Source: Business Week  by Jim Fitzgerald

As she got older, Gail McDaniel felt she should be doing more to make the world better.

She’d been laid off after a long career in retail, her career-coaching sideline was tapering off and she wanted to keep working — but only at something that would contribute to society.

“I wanted to do some good,” McDaniel said. “It is not uncommon for people who are older to want to give back and do something that feels good.”

Now McDaniel, who’s in her 60s, is the assistant to the executive director at My Sister’s Place, a women’s shelter in the New York suburbs. The connection was made by a company called ReServe, which pairs professionals 55 and older, most of them retired or semiretired, with nonprofit groups or public agencies that can use their skills — at a discount.

McDaniel is making just $10 an hour, and working just 20 hours a week, but said she’s “never been happier.”

“I wanted something that felt worthwhile and the mission here is very powerful,” she said.

Nearly 1,500 “ReServists” have put in time over the past seven years, and more than 500 are working now at a broad variety of positions.

There are college mentors, bookkeepers, writers, teachers, paralegals, administrative assistants, doctors, nurses and even greeters at the wedding chapel in New York’s City Hall.

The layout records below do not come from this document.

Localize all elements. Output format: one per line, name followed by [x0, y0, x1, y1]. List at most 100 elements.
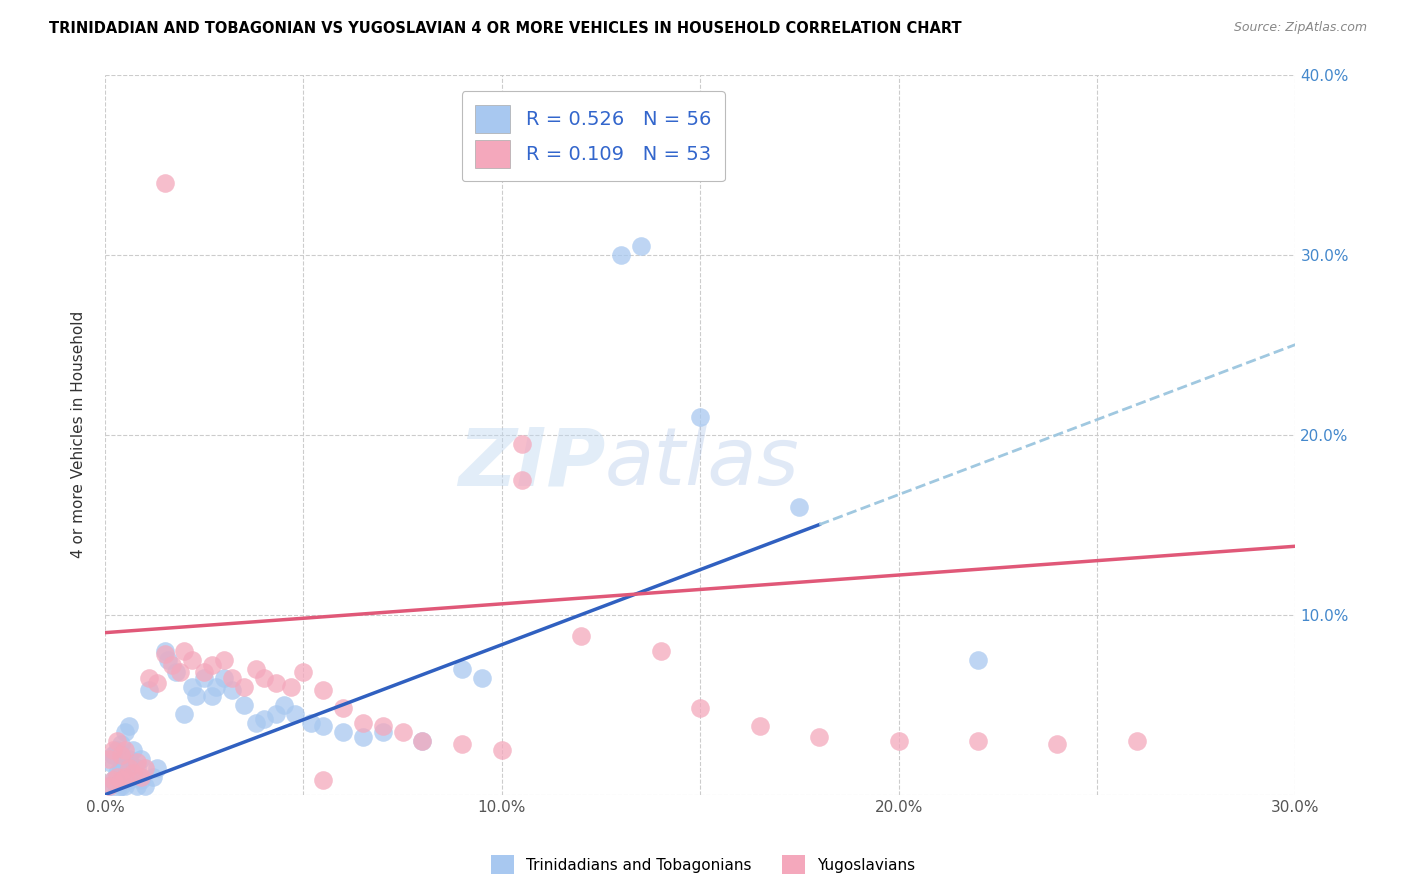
- Point: [232, 698, 254, 712]
- Point: [97, 752, 120, 766]
- Point: [153, 647, 176, 661]
- Point: [312, 773, 335, 788]
- Point: [245, 662, 267, 676]
- Point: [299, 715, 322, 730]
- Point: [129, 773, 152, 788]
- Point: [121, 770, 143, 784]
- Point: [118, 752, 141, 766]
- Point: [97, 779, 120, 793]
- Point: [129, 770, 152, 784]
- Point: [165, 665, 187, 680]
- Point: [689, 701, 711, 715]
- Point: [110, 737, 132, 751]
- Point: [134, 761, 156, 775]
- Legend: Trinidadians and Tobagonians, Yugoslavians: Trinidadians and Tobagonians, Yugoslavia…: [485, 849, 921, 880]
- Point: [887, 733, 910, 747]
- Point: [114, 756, 136, 770]
- Point: [312, 683, 335, 698]
- Point: [129, 752, 152, 766]
- Point: [292, 665, 315, 680]
- Point: [312, 719, 335, 733]
- Point: [245, 715, 267, 730]
- Point: [181, 680, 204, 694]
- Point: [118, 761, 141, 775]
- Point: [253, 712, 276, 726]
- Text: atlas: atlas: [605, 425, 800, 502]
- Point: [145, 676, 167, 690]
- Point: [610, 247, 633, 261]
- Point: [153, 643, 176, 657]
- Point: [105, 733, 128, 747]
- Point: [411, 733, 433, 747]
- Point: [125, 779, 148, 793]
- Point: [451, 662, 474, 676]
- Point: [221, 671, 243, 685]
- Y-axis label: 4 or more Vehicles in Household: 4 or more Vehicles in Household: [72, 311, 86, 558]
- Point: [332, 701, 354, 715]
- Point: [193, 665, 215, 680]
- Point: [201, 689, 224, 703]
- Point: [114, 724, 136, 739]
- Point: [173, 643, 195, 657]
- Point: [118, 773, 141, 788]
- Point: [264, 676, 287, 690]
- Point: [157, 653, 180, 667]
- Point: [205, 680, 228, 694]
- Point: [650, 643, 672, 657]
- Text: TRINIDADIAN AND TOBAGONIAN VS YUGOSLAVIAN 4 OR MORE VEHICLES IN HOUSEHOLD CORREL: TRINIDADIAN AND TOBAGONIAN VS YUGOSLAVIA…: [49, 21, 962, 36]
- Point: [264, 706, 287, 721]
- Point: [105, 766, 128, 780]
- Point: [121, 766, 143, 780]
- Point: [1046, 737, 1069, 751]
- Point: [284, 706, 307, 721]
- Point: [101, 748, 124, 763]
- Point: [105, 782, 128, 797]
- Point: [114, 770, 136, 784]
- Point: [110, 779, 132, 793]
- Point: [630, 238, 652, 252]
- Point: [97, 779, 120, 793]
- Point: [689, 409, 711, 424]
- Legend: R = 0.526   N = 56, R = 0.109   N = 53: R = 0.526 N = 56, R = 0.109 N = 53: [461, 92, 724, 181]
- Point: [748, 719, 770, 733]
- Point: [280, 680, 302, 694]
- Point: [273, 698, 295, 712]
- Point: [110, 761, 132, 775]
- Point: [193, 671, 215, 685]
- Point: [232, 680, 254, 694]
- Point: [212, 671, 235, 685]
- Point: [97, 756, 120, 770]
- Point: [371, 724, 394, 739]
- Point: [186, 689, 208, 703]
- Point: [162, 658, 184, 673]
- Text: ZIP: ZIP: [457, 425, 605, 502]
- Point: [138, 671, 160, 685]
- Point: [352, 730, 374, 744]
- Text: Source: ZipAtlas.com: Source: ZipAtlas.com: [1233, 21, 1367, 34]
- Point: [114, 742, 136, 756]
- Point: [105, 770, 128, 784]
- Point: [114, 779, 136, 793]
- Point: [110, 748, 132, 763]
- Point: [491, 742, 513, 756]
- Point: [110, 773, 132, 788]
- Point: [118, 719, 141, 733]
- Point: [808, 730, 831, 744]
- Point: [169, 665, 191, 680]
- Point: [510, 473, 533, 487]
- Point: [253, 671, 276, 685]
- Point: [105, 742, 128, 756]
- Point: [212, 653, 235, 667]
- Point: [411, 733, 433, 747]
- Point: [125, 761, 148, 775]
- Point: [352, 715, 374, 730]
- Point: [967, 733, 990, 747]
- Point: [142, 770, 165, 784]
- Point: [967, 653, 990, 667]
- Point: [181, 653, 204, 667]
- Point: [173, 706, 195, 721]
- Point: [789, 500, 811, 514]
- Point: [391, 724, 413, 739]
- Point: [510, 436, 533, 450]
- Point: [371, 719, 394, 733]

“We could never afford these social workers, these retired accountants,” said Janice Chu, who coordinates the ReServe program for 17 New York City agencies, including the departments of health, corrections and the aging. “They’re such an asset with their years and years of experience.”

New York City’s is the original and largest ReServe operation, but the company has branches in Westchester County, N.Y.; Newark, N.J.; Baltimore; Miami; and southeast Wisconsin.

ReServists work an average of 15 hours a week at that $10 wage — no health benefits — and the agencies get professional expertise without paying anything close to going rates.

Officials say that because nonprofits, never flush, are battling the slow economy, some of the talents most in demand are fund raising and grant writing. Experience in personnel and accounting is also highly valued, as is the ability to speak a language besides English.

The nonprofits pay $15 an hour, of which $2.60 goes to ReServe and $2.40 to the company that manages payroll and taxes.

About 50 percent of ReServe’s funding comes from private foundations and public grants, said spokesman Jesse Dean.